Metabolic engineering is part of a sustainable development approach focused on the energy transition, to replace chemical synthesis by fermentation processes, a much more environmentally friendly technology. The design of artificial biosynthetic pathways involves the transfer, expression and functional coupling of multiple enzymatic steps within the same host organism, which may have physiological consequences for the cell. This question of homeostasis between endogenous and synthetic metabolism is addressed by studying the plasticity of host cell metabolism and the dialogue between the introduced synthetic pathway and the endogenous host metabolism. A multiscale understanding of these phenomena requires the implementation of new omics approaches, in particular the analysis of enzymatic activities directly in vivo and a physiological analysis of the metabolism, in particular in relation with the cellular compartmentalization

Ongoing projects


Localisation intracellulaire chez l’organisme hôte des produits du métabolisme hétérologue

We are studying the distribution of intermediates and end products of this biosynthetic pathway within the different cellular membrane compartments in order to understand their influence on the functioning of the organelles accumulating these molecules. In plants, these compounds are synthesized in the (chloro)plastids, with numerous exchanges with the cytosol and mitochondria for the precursors, and with the endoplasmic reticulum for the final products. Knowing the precise cellular location of each of these elements during the process of heterologous synthesis in yeast, which lacks plastids, should allow us to resolve many of the questions previously encountered by researchers in this field. Mastering this localization appears to be a necessary step to be able to develop engineering strategies for intracellular compartmentalization.


Biosensor of antioxidant molecules produced in yeast.
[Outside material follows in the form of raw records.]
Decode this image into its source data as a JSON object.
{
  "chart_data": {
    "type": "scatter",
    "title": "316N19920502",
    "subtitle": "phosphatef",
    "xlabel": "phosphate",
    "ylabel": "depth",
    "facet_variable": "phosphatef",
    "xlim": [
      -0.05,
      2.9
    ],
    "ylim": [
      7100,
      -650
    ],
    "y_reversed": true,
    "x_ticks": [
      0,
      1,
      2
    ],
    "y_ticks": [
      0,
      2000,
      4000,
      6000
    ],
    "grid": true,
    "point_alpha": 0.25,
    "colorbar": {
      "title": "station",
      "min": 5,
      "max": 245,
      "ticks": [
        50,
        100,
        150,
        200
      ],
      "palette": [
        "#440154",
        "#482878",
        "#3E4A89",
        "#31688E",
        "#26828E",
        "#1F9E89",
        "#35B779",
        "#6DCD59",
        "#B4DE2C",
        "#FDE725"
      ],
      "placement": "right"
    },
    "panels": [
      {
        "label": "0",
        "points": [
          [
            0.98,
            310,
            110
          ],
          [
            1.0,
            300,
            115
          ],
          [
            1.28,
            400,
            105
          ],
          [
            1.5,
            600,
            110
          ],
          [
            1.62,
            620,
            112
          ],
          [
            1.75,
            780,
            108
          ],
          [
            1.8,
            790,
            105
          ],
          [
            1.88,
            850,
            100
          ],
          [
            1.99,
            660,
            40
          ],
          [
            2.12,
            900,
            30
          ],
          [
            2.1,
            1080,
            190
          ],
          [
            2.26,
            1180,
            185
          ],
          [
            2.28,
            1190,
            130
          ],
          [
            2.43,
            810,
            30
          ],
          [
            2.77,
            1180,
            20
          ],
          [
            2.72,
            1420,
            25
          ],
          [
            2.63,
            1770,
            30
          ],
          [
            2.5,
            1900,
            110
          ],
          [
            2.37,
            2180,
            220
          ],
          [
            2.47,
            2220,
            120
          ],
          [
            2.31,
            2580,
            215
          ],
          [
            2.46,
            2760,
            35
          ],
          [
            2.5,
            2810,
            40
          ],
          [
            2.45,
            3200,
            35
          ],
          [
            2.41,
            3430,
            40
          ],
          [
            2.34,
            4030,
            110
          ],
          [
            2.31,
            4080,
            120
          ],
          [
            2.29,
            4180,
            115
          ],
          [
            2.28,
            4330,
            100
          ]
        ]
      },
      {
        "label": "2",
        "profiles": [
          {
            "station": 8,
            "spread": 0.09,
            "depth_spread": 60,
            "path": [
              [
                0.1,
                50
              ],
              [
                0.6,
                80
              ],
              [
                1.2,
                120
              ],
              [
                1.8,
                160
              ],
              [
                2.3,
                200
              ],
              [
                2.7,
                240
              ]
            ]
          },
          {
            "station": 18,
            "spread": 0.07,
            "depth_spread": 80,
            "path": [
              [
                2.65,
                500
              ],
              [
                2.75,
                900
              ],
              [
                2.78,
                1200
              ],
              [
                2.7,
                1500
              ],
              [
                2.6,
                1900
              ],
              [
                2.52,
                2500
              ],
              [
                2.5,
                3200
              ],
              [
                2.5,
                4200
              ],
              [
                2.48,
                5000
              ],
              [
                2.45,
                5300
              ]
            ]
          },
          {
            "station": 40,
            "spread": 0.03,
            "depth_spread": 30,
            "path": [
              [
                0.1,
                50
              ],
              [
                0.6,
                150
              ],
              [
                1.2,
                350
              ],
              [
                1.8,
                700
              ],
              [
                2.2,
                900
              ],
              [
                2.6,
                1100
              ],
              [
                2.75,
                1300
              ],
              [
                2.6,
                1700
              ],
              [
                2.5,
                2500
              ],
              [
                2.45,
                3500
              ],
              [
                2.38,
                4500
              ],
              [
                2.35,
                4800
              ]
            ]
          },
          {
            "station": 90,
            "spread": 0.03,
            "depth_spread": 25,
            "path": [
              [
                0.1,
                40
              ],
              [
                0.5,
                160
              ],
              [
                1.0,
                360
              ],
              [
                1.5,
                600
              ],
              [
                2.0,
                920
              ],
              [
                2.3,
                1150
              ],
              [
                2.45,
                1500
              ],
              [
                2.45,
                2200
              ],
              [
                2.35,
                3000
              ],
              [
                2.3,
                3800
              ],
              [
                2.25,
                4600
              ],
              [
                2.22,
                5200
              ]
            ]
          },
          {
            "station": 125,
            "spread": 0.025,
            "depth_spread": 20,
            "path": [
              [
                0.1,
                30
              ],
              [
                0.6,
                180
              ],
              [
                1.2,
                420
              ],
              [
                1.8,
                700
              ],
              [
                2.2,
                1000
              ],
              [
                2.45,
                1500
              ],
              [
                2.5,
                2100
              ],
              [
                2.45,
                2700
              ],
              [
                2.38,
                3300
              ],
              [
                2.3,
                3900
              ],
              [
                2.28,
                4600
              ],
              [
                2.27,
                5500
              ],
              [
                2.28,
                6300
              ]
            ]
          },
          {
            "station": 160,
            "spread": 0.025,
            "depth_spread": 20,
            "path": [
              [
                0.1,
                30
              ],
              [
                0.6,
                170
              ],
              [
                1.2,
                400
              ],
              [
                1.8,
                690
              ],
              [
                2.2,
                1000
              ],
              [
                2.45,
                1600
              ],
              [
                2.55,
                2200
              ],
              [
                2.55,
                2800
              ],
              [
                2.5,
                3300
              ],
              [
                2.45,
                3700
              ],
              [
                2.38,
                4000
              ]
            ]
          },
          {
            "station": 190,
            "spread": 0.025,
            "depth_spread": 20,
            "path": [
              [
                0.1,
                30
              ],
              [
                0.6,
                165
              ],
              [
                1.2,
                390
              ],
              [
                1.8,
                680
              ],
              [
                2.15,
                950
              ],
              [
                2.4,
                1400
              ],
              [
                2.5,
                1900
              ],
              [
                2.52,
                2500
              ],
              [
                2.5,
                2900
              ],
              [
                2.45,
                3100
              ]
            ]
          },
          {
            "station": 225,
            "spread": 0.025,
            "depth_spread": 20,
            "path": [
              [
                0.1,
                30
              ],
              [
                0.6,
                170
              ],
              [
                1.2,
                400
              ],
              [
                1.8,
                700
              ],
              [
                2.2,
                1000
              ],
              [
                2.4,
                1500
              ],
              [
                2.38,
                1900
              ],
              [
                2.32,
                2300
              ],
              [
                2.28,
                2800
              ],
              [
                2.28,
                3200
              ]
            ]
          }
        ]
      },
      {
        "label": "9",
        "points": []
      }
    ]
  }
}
Our project aims to develop an innovative technology for measuring antioxidant potential in vivo, radically different from existing chemical and analytical assay methods. The development of our biosensor system and its implementation in yeast at first and then in other antioxidant producing microorganisms later, will allow to follow the synthesis of the molecules produced thanks to their antioxidant potential, directly in vivo, thus avoiding the more polluting and energy consuming extraction and chemical analysis steps.